Can a Same-Sex Couple Establish Paternity of a Child in Arizona
The Arizona Court of Appeals in the case of Turner v. Oakley had to decide if a same-sex couple can establish paternity of a child conceived by artificial insemination in Arizona. The parties in the case are Ms. Turner (“Turner”), Ms. Oakley (“Oakley”), and the minor child, C.T. Turner.
Turner and Oakley were a same sex couple involved in a long-term committed relationship when, in 2013, they began attempting to conceive a child through artificial insemination. The couple agreed that Turner would carry the child, but the pair did not enter into any formal written or oral agreements regarding parenting roles or rights that either parent would have over the child.
Before the pregnancy, the parties did discuss whether Oakley should “formally” adopt the child should conception occur, but were unsure as to whether it was necessary. Turner did draft a will stating that if she did give birth, Oakley would have sole custody of the child if Turner were to die. The couple was married in October of 2014. During efforts to conceive, Oakley did not pay for services Turner received or sign any fertility documents since Turner was the receiver of said services.
Oakley did however actively participate in the artificial insemination process by reviewing sperm donor profiles, going to Turner’s appointments and attending the actual insemination process. One document Turner agreed to and signed contained a provision that, “any child born from the insemination would be the legal child of the recipient and recipient’s husband or partner”.
Turner did become pregnant through the insemination process and gave birth in September of 2015 to C.T. Oakley attended and participated in the birth and after direction from the hospital nurse, the couple also listed Oakley on the birth certificate under the section designated as “father” since there was no other option on the form. The couple took no further action to determine if there were any other legal steps Oakley needed to take to be considered C.T.’s legal parent.
In May of 2016, Turner filed for dissolution of her marriage and asked for sole custody of C.T. under the circumstances that Oakley had never legally adopted the child. Turner also requested that Oakley pay child support and only be granted supervised visitation.
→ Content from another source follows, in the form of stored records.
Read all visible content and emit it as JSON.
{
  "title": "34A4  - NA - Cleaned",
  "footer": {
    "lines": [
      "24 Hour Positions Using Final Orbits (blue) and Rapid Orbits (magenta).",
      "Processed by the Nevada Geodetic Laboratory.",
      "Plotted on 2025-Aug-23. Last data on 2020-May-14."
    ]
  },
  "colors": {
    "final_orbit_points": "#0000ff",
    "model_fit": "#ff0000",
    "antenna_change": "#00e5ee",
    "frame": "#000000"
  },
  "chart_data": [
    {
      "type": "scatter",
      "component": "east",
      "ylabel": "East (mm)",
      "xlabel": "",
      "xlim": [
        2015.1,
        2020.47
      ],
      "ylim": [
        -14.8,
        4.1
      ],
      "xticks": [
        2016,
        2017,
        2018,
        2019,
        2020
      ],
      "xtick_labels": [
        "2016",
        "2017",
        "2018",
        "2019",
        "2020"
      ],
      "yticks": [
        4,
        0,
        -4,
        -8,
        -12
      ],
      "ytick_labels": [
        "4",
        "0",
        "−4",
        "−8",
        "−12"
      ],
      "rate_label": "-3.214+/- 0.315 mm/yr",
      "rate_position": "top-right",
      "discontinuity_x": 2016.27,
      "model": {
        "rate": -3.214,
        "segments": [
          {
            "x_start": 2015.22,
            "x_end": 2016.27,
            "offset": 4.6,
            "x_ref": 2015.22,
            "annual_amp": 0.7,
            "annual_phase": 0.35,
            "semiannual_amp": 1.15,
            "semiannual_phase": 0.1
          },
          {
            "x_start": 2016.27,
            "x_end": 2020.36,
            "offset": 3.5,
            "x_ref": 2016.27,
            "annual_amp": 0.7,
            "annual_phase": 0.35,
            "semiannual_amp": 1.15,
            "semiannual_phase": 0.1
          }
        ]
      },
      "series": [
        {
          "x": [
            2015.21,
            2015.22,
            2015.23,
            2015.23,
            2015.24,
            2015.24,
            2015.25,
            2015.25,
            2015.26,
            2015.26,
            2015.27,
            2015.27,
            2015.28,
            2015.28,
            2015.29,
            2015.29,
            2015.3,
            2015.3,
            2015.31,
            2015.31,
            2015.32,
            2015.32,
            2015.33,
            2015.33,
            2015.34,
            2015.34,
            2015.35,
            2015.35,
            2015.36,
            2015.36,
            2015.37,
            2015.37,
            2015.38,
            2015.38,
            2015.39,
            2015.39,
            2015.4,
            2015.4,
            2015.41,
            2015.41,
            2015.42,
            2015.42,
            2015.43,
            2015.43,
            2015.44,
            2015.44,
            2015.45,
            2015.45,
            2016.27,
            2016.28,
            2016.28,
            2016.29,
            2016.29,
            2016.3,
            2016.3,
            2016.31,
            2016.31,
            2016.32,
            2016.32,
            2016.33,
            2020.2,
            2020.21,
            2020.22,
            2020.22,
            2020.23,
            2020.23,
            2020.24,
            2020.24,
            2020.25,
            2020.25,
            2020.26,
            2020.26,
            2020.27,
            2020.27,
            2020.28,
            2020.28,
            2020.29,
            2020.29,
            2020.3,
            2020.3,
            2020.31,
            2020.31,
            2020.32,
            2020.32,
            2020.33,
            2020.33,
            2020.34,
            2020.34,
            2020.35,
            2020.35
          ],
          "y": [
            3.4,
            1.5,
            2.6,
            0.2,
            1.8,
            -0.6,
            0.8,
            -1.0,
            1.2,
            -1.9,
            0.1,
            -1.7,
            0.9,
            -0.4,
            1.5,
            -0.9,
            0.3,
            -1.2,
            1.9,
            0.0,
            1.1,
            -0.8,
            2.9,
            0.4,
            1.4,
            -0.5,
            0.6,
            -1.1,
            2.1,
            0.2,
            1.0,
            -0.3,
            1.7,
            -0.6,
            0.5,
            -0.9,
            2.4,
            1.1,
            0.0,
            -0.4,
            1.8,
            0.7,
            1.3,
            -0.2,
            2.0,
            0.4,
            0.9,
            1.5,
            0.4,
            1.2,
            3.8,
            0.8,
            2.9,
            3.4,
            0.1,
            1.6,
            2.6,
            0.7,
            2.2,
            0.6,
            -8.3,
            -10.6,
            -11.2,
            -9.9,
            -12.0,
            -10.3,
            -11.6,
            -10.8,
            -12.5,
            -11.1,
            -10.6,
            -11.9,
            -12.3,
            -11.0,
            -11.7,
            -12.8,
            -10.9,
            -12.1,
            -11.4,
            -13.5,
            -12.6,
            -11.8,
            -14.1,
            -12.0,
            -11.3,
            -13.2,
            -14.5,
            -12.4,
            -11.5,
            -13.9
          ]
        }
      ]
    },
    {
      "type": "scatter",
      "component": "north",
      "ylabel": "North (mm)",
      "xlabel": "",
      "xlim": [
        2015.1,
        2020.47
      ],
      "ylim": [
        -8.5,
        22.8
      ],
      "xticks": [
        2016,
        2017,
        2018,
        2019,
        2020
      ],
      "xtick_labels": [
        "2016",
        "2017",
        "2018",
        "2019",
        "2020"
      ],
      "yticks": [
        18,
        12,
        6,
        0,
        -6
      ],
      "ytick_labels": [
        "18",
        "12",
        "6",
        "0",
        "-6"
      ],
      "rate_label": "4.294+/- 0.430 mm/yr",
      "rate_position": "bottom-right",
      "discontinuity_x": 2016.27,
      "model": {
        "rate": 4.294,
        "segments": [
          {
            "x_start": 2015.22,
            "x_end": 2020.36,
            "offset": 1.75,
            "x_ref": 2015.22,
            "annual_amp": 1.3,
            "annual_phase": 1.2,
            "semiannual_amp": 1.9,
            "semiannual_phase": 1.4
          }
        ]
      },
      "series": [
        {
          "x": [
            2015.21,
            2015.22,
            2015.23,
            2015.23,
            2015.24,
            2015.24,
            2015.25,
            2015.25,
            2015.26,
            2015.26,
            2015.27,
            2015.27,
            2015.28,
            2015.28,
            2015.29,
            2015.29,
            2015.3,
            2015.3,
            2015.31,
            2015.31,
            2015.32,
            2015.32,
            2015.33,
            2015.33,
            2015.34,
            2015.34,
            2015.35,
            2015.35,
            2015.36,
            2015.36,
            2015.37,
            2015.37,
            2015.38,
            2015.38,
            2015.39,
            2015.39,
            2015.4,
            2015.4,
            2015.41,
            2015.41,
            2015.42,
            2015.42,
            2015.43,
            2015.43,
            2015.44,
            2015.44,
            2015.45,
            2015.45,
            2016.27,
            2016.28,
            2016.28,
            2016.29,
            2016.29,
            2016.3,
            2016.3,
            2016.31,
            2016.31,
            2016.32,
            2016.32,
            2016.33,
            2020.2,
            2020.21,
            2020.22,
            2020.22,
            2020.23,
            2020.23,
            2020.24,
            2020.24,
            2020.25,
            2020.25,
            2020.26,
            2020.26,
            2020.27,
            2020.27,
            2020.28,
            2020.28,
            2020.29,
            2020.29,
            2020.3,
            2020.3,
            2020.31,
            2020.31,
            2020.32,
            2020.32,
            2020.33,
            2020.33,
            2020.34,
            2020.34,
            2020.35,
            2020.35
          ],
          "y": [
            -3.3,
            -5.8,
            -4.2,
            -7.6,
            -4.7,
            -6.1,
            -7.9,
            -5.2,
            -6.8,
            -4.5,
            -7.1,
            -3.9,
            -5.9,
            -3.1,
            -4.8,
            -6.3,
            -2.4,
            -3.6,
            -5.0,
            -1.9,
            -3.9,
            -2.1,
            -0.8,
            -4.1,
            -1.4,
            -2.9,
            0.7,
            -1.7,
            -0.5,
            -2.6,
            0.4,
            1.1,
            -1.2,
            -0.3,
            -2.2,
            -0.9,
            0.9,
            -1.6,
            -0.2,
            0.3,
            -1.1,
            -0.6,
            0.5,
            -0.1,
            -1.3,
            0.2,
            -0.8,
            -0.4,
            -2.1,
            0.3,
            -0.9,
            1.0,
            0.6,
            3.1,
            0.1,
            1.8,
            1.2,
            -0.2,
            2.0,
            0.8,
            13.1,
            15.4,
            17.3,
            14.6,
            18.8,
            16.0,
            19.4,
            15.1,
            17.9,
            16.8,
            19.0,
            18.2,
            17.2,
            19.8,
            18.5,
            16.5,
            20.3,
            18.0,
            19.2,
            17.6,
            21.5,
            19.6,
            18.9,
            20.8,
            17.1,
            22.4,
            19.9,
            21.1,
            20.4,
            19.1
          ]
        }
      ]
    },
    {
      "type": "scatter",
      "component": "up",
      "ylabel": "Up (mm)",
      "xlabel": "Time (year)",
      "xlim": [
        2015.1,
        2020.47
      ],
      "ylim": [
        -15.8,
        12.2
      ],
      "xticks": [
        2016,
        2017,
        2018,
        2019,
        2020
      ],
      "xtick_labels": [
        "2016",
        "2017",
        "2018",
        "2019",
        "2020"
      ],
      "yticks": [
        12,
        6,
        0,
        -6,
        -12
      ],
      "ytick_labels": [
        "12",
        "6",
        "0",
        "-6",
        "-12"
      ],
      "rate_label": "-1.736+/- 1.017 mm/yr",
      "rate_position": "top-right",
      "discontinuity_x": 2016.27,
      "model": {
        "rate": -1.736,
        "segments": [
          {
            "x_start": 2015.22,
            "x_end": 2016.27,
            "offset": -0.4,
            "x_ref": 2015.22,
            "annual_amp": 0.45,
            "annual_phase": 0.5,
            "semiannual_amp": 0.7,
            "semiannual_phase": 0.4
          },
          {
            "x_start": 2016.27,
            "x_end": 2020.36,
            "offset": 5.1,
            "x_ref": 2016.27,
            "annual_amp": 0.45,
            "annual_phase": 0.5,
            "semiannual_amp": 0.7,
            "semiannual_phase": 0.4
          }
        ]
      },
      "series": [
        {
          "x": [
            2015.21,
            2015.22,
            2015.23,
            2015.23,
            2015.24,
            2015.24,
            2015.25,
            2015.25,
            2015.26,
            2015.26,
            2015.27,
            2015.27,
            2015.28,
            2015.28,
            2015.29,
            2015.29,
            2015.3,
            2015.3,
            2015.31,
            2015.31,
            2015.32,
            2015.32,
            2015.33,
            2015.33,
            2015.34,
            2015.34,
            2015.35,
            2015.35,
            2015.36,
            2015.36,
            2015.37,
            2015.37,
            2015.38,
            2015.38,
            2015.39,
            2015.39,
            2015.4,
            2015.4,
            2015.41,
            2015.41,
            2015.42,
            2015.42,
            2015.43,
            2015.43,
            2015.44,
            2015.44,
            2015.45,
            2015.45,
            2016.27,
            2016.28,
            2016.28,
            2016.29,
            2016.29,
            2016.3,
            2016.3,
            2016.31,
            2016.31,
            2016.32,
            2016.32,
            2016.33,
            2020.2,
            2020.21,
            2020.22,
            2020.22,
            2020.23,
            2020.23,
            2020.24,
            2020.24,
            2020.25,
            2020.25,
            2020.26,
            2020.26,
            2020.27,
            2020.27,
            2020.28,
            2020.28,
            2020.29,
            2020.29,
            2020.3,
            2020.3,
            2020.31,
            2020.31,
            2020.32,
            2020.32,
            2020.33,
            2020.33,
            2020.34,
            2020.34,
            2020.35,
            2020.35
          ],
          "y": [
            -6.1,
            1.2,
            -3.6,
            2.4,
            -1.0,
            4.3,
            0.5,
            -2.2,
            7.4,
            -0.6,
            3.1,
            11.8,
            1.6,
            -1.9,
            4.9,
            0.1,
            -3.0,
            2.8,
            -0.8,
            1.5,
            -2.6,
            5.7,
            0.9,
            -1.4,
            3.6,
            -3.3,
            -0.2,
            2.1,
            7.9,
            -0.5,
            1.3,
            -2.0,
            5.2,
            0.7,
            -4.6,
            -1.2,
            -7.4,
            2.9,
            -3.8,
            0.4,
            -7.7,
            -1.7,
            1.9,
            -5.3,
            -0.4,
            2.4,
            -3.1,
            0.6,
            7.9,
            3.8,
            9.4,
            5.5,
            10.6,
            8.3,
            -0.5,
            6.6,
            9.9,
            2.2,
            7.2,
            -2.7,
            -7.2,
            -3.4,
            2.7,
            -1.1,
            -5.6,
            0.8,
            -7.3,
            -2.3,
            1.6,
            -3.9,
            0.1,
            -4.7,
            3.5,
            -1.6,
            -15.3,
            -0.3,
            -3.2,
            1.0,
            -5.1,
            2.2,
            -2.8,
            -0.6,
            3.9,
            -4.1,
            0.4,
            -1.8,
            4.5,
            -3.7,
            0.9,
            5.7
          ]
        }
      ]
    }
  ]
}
Application of Arizona’s Paternity Laws to Same-Sex Couples
Prior to the dissolution of the marriage, at the temporary orders hearing (before the family court), Oakley insisted that she did have rights as C.T.’s legal parent under A.R.S. § 25-814(A) (1). That statute lists the circumstances by which “a man” is presumed to be the father of a child. Due to Oakley’s involvement in the insemination procedures and subsequent marriage to Turner, Oakley argued that it qualified her as C.T.’s presumed parent. Oakley requested reconsideration by the courts and during this time this same court issued a decision in McLaughlin, stating that A.R.S. § 25-814 (A) (1) “Must be read and applied gender-neutrally.”
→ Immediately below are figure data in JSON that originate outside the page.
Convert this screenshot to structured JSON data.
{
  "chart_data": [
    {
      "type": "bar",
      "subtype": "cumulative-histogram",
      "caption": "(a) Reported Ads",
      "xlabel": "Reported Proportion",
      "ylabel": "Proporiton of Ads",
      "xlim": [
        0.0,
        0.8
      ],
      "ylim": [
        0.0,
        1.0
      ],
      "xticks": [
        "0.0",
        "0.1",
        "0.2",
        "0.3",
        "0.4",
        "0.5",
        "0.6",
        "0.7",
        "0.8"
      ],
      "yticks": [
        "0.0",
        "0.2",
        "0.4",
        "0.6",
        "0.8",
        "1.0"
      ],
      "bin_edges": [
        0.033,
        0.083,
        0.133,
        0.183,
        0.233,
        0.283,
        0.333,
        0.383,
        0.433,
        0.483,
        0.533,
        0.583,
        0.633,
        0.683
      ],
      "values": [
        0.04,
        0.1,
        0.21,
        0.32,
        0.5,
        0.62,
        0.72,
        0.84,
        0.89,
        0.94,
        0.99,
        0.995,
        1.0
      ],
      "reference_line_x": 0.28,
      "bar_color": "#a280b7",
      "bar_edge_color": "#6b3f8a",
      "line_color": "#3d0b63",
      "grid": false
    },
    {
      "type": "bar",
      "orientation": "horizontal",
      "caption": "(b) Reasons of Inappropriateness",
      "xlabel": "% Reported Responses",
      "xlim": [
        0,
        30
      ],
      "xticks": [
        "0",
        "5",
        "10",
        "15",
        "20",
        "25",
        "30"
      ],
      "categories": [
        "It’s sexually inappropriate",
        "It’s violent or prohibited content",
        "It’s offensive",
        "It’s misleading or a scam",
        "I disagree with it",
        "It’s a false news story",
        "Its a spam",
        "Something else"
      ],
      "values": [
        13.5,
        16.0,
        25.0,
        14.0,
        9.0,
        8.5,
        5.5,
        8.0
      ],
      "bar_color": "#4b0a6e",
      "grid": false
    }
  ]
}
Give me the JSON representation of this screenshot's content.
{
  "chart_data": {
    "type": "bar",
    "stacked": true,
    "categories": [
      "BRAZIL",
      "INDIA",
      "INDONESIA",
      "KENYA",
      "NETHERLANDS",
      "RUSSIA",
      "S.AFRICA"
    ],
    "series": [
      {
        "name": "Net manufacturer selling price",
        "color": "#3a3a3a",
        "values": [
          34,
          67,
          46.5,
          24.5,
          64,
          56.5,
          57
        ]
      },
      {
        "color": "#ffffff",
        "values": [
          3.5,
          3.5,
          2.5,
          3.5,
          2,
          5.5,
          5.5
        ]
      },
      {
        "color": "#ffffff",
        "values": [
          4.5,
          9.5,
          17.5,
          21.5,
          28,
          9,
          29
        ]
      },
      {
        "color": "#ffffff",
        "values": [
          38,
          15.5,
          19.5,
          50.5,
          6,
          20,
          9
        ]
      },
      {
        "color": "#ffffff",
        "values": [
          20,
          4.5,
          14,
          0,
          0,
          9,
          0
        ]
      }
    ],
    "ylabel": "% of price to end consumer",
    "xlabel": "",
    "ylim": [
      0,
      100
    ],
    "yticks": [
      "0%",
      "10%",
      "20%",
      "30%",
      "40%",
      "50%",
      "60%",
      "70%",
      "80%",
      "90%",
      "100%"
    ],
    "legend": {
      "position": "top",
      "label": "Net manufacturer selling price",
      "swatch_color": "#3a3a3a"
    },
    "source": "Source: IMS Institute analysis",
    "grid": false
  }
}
The decision also said that the child’s biological mother, in this case, was, “estopped from disputing” that her wife was a legal parent to the couple’s child. Since the McLaughlin case was now guiding the course of the Turner v Oakley case, the family court granted Oakley’s request for reconsideration, ruling that Oakley was “a presumed parent” because the evidence showed that the “two women intended to raise the child together as co-parents. Turner petitioned for special action review.
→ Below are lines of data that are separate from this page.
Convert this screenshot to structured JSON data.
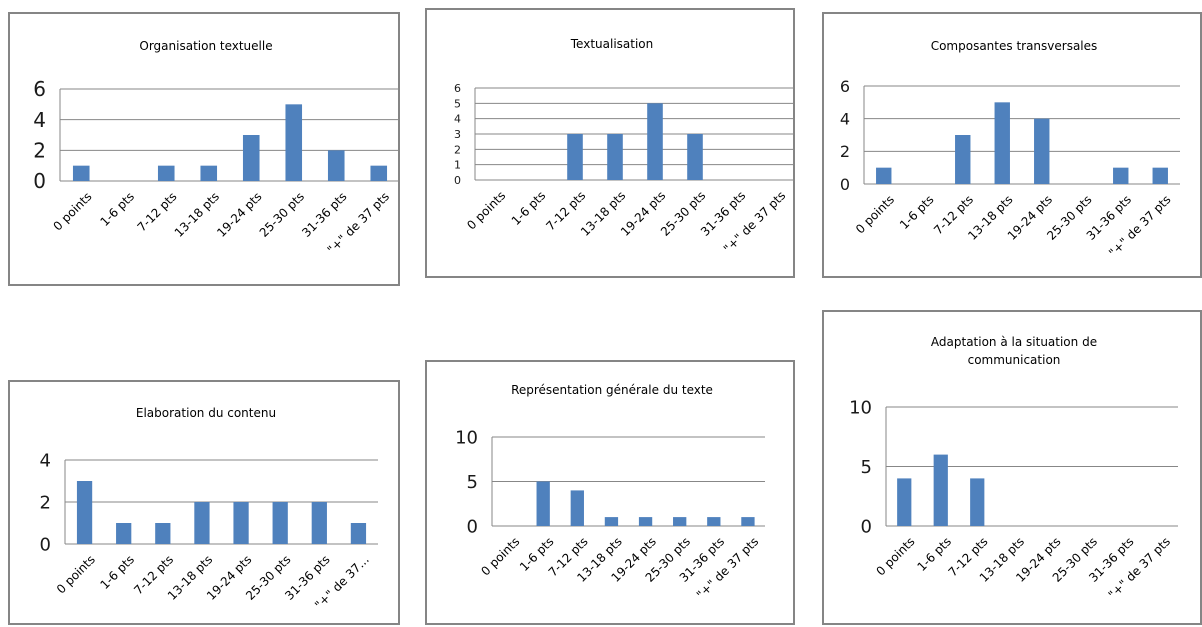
{
  "colors": {
    "bar": "#4f81bd",
    "grid": "#878787",
    "axis": "#878787",
    "border": "#858585",
    "text": "#000000"
  },
  "chart_data": [
    {
      "type": "bar",
      "title": [
        "Organisation textuelle"
      ],
      "categories": [
        "0 points",
        "1-6 pts",
        "7-12 pts",
        "13-18 pts",
        "19-24 pts",
        "25-30 pts",
        "31-36 pts",
        "\"+\" de 37 pts"
      ],
      "values": [
        1,
        0,
        1,
        1,
        3,
        5,
        2,
        1
      ],
      "ylim": [
        0,
        6
      ],
      "yticks": [
        0,
        2,
        4,
        6
      ],
      "grid": true,
      "legend": "none"
    },
    {
      "type": "bar",
      "title": [
        "Textualisation"
      ],
      "categories": [
        "0 points",
        "1-6 pts",
        "7-12 pts",
        "13-18 pts",
        "19-24 pts",
        "25-30 pts",
        "31-36 pts",
        "\"+\" de 37 pts"
      ],
      "values": [
        0,
        0,
        3,
        3,
        5,
        3,
        0,
        0
      ],
      "ylim": [
        0,
        6
      ],
      "yticks": [
        0,
        1,
        2,
        3,
        4,
        5,
        6
      ],
      "grid": true,
      "legend": "none"
    },
    {
      "type": "bar",
      "title": [
        "Composantes transversales"
      ],
      "categories": [
        "0 points",
        "1-6 pts",
        "7-12 pts",
        "13-18 pts",
        "19-24 pts",
        "25-30 pts",
        "31-36 pts",
        "\"+\" de 37 pts"
      ],
      "values": [
        1,
        0,
        3,
        5,
        4,
        0,
        1,
        1
      ],
      "ylim": [
        0,
        6
      ],
      "yticks": [
        0,
        2,
        4,
        6
      ],
      "grid": true,
      "legend": "none"
    },
    {
      "type": "bar",
      "title": [
        "Elaboration du contenu"
      ],
      "categories": [
        "0 points",
        "1-6 pts",
        "7-12 pts",
        "13-18 pts",
        "19-24 pts",
        "25-30 pts",
        "31-36 pts",
        "\"+\" de 37..."
      ],
      "values": [
        3,
        1,
        1,
        2,
        2,
        2,
        2,
        1
      ],
      "ylim": [
        0,
        4
      ],
      "yticks": [
        0,
        2,
        4
      ],
      "grid": true,
      "legend": "none"
    },
    {
      "type": "bar",
      "title": [
        "Représentation générale du texte"
      ],
      "categories": [
        "0 points",
        "1-6 pts",
        "7-12 pts",
        "13-18 pts",
        "19-24 pts",
        "25-30 pts",
        "31-36 pts",
        "\"+\" de 37 pts"
      ],
      "values": [
        0,
        5,
        4,
        1,
        1,
        1,
        1,
        1
      ],
      "ylim": [
        0,
        10
      ],
      "yticks": [
        0,
        5,
        10
      ],
      "grid": true,
      "legend": "none"
    },
    {
      "type": "bar",
      "title": [
        "Adaptation à la situation de",
        "communication"
      ],
      "categories": [
        "0 points",
        "1-6 pts",
        "7-12 pts",
        "13-18 pts",
        "19-24 pts",
        "25-30 pts",
        "31-36 pts",
        "\"+\" de 37 pts"
      ],
      "values": [
        4,
        6,
        4,
        0,
        0,
        0,
        0,
        0
      ],
      "ylim": [
        0,
        10
      ],
      "yticks": [
        0,
        5,
        10
      ],
      "grid": true,
      "legend": "none"
    }
  ]
}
Ruling on Application of Arizona Paternity Statute to Same-Sex Couples
The Court of Appeals, in this case, concluded that “A.R.S. § 25-814’s language is clearly and unambiguously gender-specific to apply to men [and], the family court erred in applying the presumption of paternity to Oakley. Moreover, Arizona has defined ‘legal parent’ as ‘a biological or adoptive parent whose parental rights have not been terminated’ and ‘does not include a person whose paternity has not been established’ through voluntary acknowledgment or the presumption of paternity statute.
In this case, the statutory language clearly and unambiguously shows it applies solely to men, creating a presumption of ‘paternity.’ ‘Paternity’ means the ‘fact or condition of being a father.’ Moreover, the statute further provides that ‘man is presumed to be the father of a child’ if one of the listed circumstances of A.R.S. 401(4), -812, -814 exists. Finally, the statute provides that the ordinary meaning of ‘man’ is ‘an adult male human being’ and, ‘father’ means ‘the male parent of a child.’ Therefore, each of these words is gender-specific to men and not applicable to females.
This court ruled that the paternity statute, as currently written, provided no remedy to Oakley and cannot be rewritten to provide Oakley with such remedy. The Court granted reversal of the family court’s ruling showing Oakley had legal right as a parent of C.T. The reversal was made because the paternity statute, A.R.S. § 25-814, is gender-specific’ and cannot be applied to–or rewritten to do so by the court, regardless of how laudable that action might be as a matter of public policy. The family court thus erred by finding that Oakley was a presumed parent under A.R.S. § 25-814(A), and the appellate court reversing the family court’s ruling that Oakley is the presumed parent of C.T.
It is important to note that a different outcome would have occurred had the parties conceived the child during their marriage, as addressed by the United States Supreme Court case of Obergefell vs. Hodges.